People v Ramsey |
2018 NY Slip Op 07581 |
Decided on November 9, 2018 |
Appellate Division, Fourth Department |
Published by New York State Law Reporting Bureau pursuant to Judiciary Law § 431. |
This opinion is uncorrected and subject to revision before publication in the Official Reports. |
Decided on November 9, 2018 SUPREME COURT OF THE STATE OF NEW YORK Appellate Division, Fourth Judicial Department
PRESENT: WHALEN, P.J., SMITH, PERADOTTO, DEJOSEPH, AND TROUTMAN, JJ.
1078 KA 17-00161
v
MICHAEL F. RAMSEY, DEFENDANT-APPELLANT.
ROSALYN B. AKALONU, NEW CITY, FOR DEFENDANT-APPELLANT.
SANDRA DOORLEY, DISTRICT ATTORNEY, ROCHESTER (DANIEL GROSS OF COUNSEL), FOR RESPONDENT.
Appeal, by permission of a Justice of the Appellate Division of the Supreme Court in the Fourth Judicial Department, from an order of the Monroe County Court (Douglas A. Randall, J.), entered November 28, 2016. The order denied the motion of defendant to set aside his sentence pursuant to CPL 440.20.
It is hereby ORDERED that the order so appealed from is unanimously affirmed.
Memorandum: Defendant appeals from an order that denied his motion pursuant to CPL 440.20 seeking to set aside the sentence imposed upon his conviction of, inter alia, three counts each of attempted robbery in the first degree (Penal Law §§ 110.00, 160.15 [2]) and criminal possession of a weapon in the second degree
(former § 265.03), and one count of criminal possession of a weapon in the third degree (former § 265.02 [4]). Defendant was sentenced on that conviction to concurrent and consecutive terms of imprisonment amounting to an aggregate term of 25 to 50 years, after being reduced by operation of law (see Penal Law § 70.30 [1] [e] [i], [vi]). Defendant's conviction stems from his armed robbery of a market, during which he shot a cashier. We previously affirmed the judgment of conviction (People v Ramsey, 199 AD2d 985 [4th Dept 1993], lv denied 83 NY2d 857 [1994]), and now conclude that defendant has not met his burden of proving by a preponderance of the evidence that the consecutive sentencing was "unauthorized, illegally imposed or otherwise invalid as a matter of law" (CPL 440.20 [1]; see People v Young, 143 AD3d 1242, 1243 [4th Dept 2016], lv denied 28 NY3d 1128 [2016]). We therefore conclude that County Court properly denied the motion, and thus we affirm.

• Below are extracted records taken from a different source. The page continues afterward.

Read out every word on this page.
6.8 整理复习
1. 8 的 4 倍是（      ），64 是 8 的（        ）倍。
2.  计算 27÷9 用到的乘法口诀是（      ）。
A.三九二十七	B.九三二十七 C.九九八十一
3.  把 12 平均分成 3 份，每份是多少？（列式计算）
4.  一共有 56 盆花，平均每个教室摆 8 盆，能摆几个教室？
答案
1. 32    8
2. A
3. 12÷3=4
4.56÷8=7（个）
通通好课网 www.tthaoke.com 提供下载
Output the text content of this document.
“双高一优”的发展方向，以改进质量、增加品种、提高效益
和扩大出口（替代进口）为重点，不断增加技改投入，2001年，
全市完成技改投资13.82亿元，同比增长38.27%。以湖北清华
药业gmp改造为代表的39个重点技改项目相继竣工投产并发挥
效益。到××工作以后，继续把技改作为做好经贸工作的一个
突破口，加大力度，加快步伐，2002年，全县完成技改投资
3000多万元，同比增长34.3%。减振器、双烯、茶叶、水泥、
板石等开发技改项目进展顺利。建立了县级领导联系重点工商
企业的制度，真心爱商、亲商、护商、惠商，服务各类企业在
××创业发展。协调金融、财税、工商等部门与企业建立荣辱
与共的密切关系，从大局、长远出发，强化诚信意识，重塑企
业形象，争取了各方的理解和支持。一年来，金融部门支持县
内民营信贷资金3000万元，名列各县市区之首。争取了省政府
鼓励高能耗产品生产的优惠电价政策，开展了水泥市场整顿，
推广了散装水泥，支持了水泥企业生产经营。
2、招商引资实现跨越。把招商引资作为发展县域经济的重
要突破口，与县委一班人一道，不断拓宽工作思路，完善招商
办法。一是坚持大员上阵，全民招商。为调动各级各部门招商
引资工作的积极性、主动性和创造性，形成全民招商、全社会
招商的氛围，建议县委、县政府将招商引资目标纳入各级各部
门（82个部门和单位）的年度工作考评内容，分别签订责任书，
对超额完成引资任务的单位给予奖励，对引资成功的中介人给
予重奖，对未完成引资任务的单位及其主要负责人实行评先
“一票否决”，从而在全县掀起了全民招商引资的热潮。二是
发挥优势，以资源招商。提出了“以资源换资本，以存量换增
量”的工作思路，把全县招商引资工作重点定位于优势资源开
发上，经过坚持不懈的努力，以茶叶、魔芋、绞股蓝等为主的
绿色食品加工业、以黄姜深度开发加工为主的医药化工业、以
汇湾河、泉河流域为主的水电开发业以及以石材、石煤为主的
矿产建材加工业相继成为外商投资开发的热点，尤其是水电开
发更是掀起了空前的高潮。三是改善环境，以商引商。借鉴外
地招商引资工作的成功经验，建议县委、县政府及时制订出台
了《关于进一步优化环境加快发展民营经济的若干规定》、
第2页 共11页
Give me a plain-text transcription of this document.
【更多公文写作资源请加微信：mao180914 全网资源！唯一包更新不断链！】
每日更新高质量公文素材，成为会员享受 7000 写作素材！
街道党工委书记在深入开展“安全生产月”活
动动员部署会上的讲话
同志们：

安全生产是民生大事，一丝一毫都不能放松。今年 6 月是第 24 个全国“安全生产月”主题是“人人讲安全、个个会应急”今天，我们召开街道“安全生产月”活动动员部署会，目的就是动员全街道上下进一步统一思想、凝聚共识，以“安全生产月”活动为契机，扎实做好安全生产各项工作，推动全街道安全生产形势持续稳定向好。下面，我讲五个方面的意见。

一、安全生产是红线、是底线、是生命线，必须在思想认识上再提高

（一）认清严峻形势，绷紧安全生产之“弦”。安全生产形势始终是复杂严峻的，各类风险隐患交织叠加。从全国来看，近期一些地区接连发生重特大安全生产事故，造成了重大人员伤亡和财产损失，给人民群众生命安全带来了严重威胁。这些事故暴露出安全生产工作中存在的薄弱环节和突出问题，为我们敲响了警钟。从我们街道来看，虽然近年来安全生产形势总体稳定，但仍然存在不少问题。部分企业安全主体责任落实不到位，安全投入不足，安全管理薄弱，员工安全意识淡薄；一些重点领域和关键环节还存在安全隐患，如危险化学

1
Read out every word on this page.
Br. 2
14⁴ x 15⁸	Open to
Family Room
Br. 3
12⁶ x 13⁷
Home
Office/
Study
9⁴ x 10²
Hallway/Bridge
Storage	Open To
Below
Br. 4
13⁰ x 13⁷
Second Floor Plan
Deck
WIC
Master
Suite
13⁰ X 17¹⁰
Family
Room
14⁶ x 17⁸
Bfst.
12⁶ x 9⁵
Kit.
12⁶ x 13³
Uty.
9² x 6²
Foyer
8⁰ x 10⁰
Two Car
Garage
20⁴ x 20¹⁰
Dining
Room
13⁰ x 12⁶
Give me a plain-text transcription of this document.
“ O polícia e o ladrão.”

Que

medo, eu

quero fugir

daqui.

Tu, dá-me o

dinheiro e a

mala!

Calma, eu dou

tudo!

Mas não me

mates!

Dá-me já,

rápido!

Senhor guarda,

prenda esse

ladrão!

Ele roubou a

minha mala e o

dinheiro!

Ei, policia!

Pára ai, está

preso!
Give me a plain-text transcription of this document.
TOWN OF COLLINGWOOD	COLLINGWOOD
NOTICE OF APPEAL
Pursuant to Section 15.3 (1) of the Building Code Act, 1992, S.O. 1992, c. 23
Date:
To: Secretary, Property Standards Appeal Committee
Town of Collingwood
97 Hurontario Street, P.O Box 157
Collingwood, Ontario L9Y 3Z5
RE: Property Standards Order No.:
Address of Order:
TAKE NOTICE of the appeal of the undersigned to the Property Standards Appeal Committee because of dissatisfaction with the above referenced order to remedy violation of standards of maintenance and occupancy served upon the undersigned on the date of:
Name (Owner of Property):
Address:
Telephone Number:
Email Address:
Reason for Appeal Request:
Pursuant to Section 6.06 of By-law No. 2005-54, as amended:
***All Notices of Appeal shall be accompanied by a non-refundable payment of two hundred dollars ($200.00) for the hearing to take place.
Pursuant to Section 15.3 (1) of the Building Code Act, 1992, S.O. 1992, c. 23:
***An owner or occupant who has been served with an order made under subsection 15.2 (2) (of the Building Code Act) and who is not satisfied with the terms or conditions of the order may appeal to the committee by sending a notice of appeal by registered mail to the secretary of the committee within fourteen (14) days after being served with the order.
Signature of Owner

Contrary to defendant's contention, the court properly directed that the sentences imposed for the two counts of attempted robbery in the first degree related to the cashier shall run consecutively to the sentence imposed for another count of that crime related to the second victim (see generally Penal Law § 70.25 [2]; People v Couser, 28 NY3d 368, 384-385 [2016]; People v Salamone, 89 AD3d 961, 962 [2d Dept 2011], lv denied 18 NY3d 928 [2012], reconsideration denied 18 NY3d 997 [2012]). The record establishes that defendant shot the cashier outside the presence of the second victim and, only after that shooting was completed, threatened and demanded money from the second victim while displaying a firearm. It is not illegal to impose consecutive sentences where, as here, each crime "was a separate and distinct act committed against a separate victim" (Salamone, 89 AD3d at 962; see People v Laureano, 87 NY2d 640, 643 [1996]).
We further conclude that the remaining consecutive sentences imposed on the criminal possession of a weapon counts were lawful. Defendant failed to show by a preponderance of the evidence that the three counts of criminal possession of a weapon in the second degree (Penal Law § 265.03) involved the same intent, and thus the court also properly denied the motion to that extent (see generally People v Okafore, 72 NY2d 81, 87 [1988]; Young, 143 AD3d at 1243). Additionally, inasmuch as criminal possession of a weapon in the third degree (former § 265.02 [*2][4]) has no intent element and requires only knowing possession, "the issue of whether consecutive sentences require separate unlawful intents . . . is not implicated" (People v Harris, 96 AD3d 502, 503 [1st Dept 2012], affd 21 NY3d 739 [2013]). We have examined defendant's remaining contentions and conclude that they are without merit.